Untreated cholera, which spreads through water and food contaminated with Vibrio cholerae bacteria, can be fatal within hours but may cause no or mild symptoms. The disease poses the greatest risk to children younger than 5 years. Cholera is treated using an oral rehydration solution for most patients, while intravenous fluids and antibiotics are used for those with severe infections.
Warnings stretch back years
Earlier this month, the World Health Organization (WHO) highlighted the dire situation in a cholera update. "From January 2023 to January 2024, urgent requests for OCV surged, with 76 million OCV doses requested by 14 countries while only 38 million doses were available during that time period," the WHO wrote.
The WHO in January 2023 classified the worldwide resurgence as a grade 3 emergency—its highest internal emergency level. Cholera cases were reported in 30 countries across five WHO regions, including 9 countries that documented more than 10,000 infections in 2023, a year in which 14 countries requested 76 million cholera vaccine doses, but only 38 million were available.
Gavi, the Vaccine Alliance, warned in August 2023 that the world was not ready for future cholera surges. Earlier that year, it noted, officials in Malawi responding to an outbreak asked for more vaccine doses, only to receive less than a quarter of the number requested from the International Coordinating Group (ICG), an expert committee that manages emergency supplies of different vaccines. By then, 1,700 Malawians had died.
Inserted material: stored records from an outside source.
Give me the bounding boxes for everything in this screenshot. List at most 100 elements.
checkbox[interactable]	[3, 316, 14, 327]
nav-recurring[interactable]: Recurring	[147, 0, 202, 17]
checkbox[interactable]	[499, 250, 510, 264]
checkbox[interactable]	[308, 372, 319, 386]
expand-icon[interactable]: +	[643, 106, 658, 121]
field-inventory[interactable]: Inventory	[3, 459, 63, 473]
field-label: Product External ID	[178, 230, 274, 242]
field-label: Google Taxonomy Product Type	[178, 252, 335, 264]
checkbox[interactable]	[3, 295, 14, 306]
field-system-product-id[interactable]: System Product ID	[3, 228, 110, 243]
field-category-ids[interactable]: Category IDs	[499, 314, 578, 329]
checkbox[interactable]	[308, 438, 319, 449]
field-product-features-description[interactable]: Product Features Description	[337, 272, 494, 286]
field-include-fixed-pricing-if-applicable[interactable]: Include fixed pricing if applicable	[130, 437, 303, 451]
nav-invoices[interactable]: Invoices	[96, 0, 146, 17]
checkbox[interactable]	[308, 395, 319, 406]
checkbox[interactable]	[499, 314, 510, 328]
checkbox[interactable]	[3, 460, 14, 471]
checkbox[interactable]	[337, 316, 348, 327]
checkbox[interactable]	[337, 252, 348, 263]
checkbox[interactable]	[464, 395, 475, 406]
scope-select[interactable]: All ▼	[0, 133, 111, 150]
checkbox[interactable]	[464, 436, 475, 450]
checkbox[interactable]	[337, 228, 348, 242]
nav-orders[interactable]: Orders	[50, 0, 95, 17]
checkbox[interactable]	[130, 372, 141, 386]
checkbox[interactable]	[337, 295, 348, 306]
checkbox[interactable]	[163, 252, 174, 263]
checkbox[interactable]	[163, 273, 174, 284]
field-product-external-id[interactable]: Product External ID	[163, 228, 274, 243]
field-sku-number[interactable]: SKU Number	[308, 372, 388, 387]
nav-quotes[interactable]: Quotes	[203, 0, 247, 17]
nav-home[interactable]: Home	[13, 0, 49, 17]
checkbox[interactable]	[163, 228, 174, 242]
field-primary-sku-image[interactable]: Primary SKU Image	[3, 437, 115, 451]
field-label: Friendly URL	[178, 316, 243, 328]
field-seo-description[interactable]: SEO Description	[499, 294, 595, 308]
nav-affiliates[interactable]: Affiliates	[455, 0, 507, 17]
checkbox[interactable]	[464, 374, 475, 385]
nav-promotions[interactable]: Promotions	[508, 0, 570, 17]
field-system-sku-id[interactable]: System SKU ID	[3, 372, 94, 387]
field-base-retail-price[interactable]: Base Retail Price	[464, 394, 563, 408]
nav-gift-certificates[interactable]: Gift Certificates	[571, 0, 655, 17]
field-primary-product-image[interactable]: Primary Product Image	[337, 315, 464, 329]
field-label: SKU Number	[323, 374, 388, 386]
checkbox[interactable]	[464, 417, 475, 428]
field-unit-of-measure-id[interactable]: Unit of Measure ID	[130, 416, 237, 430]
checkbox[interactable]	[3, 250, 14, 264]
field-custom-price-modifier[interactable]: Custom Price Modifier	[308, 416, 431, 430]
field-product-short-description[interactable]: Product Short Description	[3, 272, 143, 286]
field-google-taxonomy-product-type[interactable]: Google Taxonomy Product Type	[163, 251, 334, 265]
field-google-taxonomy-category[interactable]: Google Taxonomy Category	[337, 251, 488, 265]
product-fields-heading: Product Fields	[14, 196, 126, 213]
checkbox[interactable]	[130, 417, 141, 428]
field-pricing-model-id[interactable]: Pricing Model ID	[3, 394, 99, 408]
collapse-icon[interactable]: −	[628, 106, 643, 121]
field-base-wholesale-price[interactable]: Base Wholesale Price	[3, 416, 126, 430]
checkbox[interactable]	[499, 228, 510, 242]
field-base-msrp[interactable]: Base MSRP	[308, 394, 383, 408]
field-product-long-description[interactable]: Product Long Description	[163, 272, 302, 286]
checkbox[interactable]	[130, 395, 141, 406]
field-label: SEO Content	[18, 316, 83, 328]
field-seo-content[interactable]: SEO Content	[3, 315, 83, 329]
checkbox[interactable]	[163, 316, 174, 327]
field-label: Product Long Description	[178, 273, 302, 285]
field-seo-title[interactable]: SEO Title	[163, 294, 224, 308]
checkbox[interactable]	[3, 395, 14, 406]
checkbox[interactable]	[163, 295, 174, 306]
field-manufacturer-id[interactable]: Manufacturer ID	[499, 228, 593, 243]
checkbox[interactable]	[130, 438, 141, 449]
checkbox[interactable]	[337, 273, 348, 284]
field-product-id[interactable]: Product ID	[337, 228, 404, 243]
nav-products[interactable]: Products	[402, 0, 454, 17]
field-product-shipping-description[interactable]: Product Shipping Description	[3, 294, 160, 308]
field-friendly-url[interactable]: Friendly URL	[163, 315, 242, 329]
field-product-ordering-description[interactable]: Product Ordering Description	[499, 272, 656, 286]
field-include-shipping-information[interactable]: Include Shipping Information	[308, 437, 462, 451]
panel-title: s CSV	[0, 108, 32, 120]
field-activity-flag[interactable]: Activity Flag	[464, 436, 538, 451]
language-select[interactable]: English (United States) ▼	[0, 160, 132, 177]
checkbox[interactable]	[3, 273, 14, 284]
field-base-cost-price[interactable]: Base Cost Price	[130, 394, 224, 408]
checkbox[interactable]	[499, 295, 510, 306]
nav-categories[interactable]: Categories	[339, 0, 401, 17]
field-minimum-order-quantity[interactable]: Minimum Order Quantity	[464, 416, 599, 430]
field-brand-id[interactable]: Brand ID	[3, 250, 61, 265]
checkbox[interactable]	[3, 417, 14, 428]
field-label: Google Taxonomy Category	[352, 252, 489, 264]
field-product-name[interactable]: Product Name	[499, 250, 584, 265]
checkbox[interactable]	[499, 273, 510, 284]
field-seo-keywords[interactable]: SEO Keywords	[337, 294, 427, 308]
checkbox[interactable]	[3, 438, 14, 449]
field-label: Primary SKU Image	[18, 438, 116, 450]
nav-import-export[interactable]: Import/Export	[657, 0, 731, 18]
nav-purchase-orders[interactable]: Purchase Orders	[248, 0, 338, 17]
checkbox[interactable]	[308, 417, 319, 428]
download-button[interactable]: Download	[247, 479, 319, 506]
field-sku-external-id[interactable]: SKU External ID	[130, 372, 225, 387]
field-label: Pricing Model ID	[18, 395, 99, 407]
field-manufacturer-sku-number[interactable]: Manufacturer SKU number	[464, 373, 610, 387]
As far back as October 2022, the ICG, whose membership includes MSF, decided to stretch limited cholera vaccine supplies by temporarily reducing the number of doses per person from two to one. Nearly 18 months later, the vaccine situation is even worse, MSF noted in the release.
Vaccines part of multipronged approach
And the threat is growing. In January 2024 alone, 17 countries in WHO's Africa, Eastern Mediterranean, Americas, and Southeast Asia regions reported 40,900 cholera cases and 775 deaths. The most prominent surges were reported by Zambia and Zimbabwe.
"Vaccines are just one of the prevention tools," Garone said. "The control of cholera also depends on providing safe water and sanitation, enhancing disease surveillance and diagnosis, and—more importantly—ensuring early access to treatment and care when an outbreak does occur."
MSF said its teams are also running cholera units to treat patients in medical facilities and have set up bigger, separate cholera centers that can admit hundreds of patients at once. The rise in cholera has been fueled by factors such as climate change–related floods and droughts, war, and forced displacement, as access to clean water is often limited in refugee and displacement camps.